2 de fev. de 2013

O CARNAVAL E A RE-INVENÇÃO DE UM POVO




Fevereiro é marcado pelo carnaval. Pouco menor que os demais, é mês esperado com ansiedade por conta da permanente luta pela afirmação da liberdade de ganhar espaços sobre a sisudez do trabalho, característica do mundo criado pela sociedade europeia em sua afirmação sobre as demais possibilidades de civilização. As instituições religiosas e a dinâmica imposta pela necessidade da acumulação da riqueza obrigaram gerações a esquecerem das brincadeiras espalhadas durante o ano. As sisudas roupas negras dos quackers, dos puritanos e jesuítas tocaram até mesmo o marrom franciscano, que recebeu a preocupação capuchinha pelo pecado. A sonoridade alegre da Palestina foi sendo substituída pela alegria fugidia do barroco.

Novas tecnologias trouxeram facilidades à vida diária e a morte foi ficando distante no Brasil mais moderno. Passamos a ter mais tempo para produzir riquezas e, se conseguíssemos chegar à velhice, poderíamos tudo isso desfrutar. Assim fizemos algumas mudanças em nossas vidas, nossas ruas ficaram mais amplas para os donos de automóveis e para os ônibus lotados de trabalhadores que se multiplicaram, graças ao avanço da ciência que auxiliou a aumentar a produção de alimentos e inventar meios e vacinas com o objetivo de tanger a morte. Ganha-se tempo. Economiza-se força muscular, anda-se menos, palácios tornaram-se casas, cortiços foram transferidos para favelas, os hospitais com seus batalhões de médicos, enfermeiras e psicólogos nos orientam a como nos manter vivos. Nas escolas, agora em maior número e diversificadas segundo a classe social, nos oferecem os instrumentos que ajudam a atravessar as ruas e entender um pouco do que acontece ao nosso redor. Mas ficou a nostalgia do carnaval.

Ao término do século XIX, no Brasil de cristianização católica superficial e modernização rala, o carnaval parece ter servido de caminho para que as camadas com menor acesso aos bens da modernidade ganhassem as ruas e reinventassem o Brasil, forçando que os participantes dos bailes que ocorriam em recinto fechado olhassem pela janela e observassem que os recentemente liberados do trabalho escravo, junto com os que, embora livres do trabalho forçado não tinham permissão para inventar – em uma sociedade escravocrata não pode haver liberdade de nenhum tipo, ocorrem variações do mesmo –, recriaram a diversão e refizeram o carnaval. Não como o de Veneza ou Amsterdam, Nova Orleans ou Quito. Foi sendo criado algo original, o carnaval brasileiro nascendo com o Brasil livre.

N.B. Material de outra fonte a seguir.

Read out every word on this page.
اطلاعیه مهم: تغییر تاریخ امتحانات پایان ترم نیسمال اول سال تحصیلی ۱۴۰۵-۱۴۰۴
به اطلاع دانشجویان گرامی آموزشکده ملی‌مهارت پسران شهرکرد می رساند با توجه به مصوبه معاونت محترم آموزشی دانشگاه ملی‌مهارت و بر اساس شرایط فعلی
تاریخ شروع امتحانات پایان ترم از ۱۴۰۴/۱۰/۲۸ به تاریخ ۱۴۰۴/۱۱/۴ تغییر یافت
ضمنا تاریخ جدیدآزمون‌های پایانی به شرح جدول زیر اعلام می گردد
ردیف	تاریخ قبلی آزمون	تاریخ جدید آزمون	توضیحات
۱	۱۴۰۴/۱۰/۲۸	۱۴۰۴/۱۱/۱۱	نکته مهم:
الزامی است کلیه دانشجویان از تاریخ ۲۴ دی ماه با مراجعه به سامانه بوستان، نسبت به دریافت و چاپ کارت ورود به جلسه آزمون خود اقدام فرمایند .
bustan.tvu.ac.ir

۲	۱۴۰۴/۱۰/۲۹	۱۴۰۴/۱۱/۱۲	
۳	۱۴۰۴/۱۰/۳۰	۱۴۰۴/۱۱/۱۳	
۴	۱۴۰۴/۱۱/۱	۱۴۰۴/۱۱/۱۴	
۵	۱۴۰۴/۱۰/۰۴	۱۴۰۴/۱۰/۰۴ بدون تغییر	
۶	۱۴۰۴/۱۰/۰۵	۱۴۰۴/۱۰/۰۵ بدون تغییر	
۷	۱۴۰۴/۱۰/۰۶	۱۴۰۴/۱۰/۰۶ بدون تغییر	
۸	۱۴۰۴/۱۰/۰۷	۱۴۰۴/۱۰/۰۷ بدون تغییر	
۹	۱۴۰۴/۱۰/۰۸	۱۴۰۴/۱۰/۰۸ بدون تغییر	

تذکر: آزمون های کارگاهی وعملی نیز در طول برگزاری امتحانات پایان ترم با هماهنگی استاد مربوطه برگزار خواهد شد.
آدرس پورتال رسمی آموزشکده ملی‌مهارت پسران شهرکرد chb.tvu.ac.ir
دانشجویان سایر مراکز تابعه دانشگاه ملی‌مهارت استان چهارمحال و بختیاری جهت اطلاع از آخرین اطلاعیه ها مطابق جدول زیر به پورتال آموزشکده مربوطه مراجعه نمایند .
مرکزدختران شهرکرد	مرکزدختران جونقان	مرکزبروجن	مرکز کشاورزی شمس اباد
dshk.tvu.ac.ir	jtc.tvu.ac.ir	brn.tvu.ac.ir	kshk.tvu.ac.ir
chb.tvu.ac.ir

Nas cidade onde havia maior concentração de gente pobre tricentenária (mestiços) e gente pobre de duas ou uma geração na terra (gente liberada pela Lei do Ventre Livre e pela Lei João Alfredo), lugares como Rio de Janeiro, Recife, Salvador, São Luiz e outras metrópoles do período imperial, foram palco dessa criação. Inicialmente ocupando apenas os três dias permitidos pela seriedade do Concílio de Trento, foram, ao longo do século XX, ocupando outros tempos, abrindo novas veredas para as múltiplas possibilidades ofertadas pela nossa tradição. Hoje o carnaval compete e supera muitas indústrias criadas pela modernidade. O carnaval moderno é uma indústria produtora de riqueza argentária a partir da riqueza gozosa desse povo brasileiro sintetizador das dores e alegrias do parto da modernidade.

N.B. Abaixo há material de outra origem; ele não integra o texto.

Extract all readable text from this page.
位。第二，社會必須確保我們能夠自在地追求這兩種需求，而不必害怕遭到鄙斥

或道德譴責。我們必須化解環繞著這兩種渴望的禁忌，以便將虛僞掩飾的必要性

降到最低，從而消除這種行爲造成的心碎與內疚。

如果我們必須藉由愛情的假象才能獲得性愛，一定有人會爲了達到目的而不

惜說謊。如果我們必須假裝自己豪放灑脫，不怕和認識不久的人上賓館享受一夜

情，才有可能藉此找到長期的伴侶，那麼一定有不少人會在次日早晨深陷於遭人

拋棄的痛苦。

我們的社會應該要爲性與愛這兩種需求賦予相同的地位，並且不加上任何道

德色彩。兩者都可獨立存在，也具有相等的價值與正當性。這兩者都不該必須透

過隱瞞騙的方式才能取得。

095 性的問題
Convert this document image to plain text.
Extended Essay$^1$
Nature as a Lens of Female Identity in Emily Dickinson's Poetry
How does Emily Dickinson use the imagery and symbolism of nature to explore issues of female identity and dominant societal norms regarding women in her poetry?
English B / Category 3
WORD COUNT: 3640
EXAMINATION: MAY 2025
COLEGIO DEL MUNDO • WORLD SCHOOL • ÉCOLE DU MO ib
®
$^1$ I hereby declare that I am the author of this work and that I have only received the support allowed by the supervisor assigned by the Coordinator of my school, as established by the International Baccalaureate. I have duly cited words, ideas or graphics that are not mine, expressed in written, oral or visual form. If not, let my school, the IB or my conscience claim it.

Viva o carnaval e sua luta contra a seriedade dos reformadores dos costumes, que agora são levados a debater e conviver com os costumes que foram criados nessa luta. O carnaval não pode ser visto como um índice de felicidade, mas pode ser entendido como uma vitória no embate com o mundo magro da seriedade e sisudez dos pastores, padres, gerentes de fábricas, cabos de usinas, etc.. Assim nos fazemos e fazemos o Brasil.

Biu Vicente,
historiador da UFPE, foi professor e é amigo da gente, autor dos livros Zumbi dos Palmares, A Igreja e a questão agrária no Nordeste, A Igreja e o controle social nos Sertões nordestinos, Festa de Caboclo, Entre o Tibre e o Capibaribe: os limites da igreja progressista na arquidiocese de Olinda e Recife.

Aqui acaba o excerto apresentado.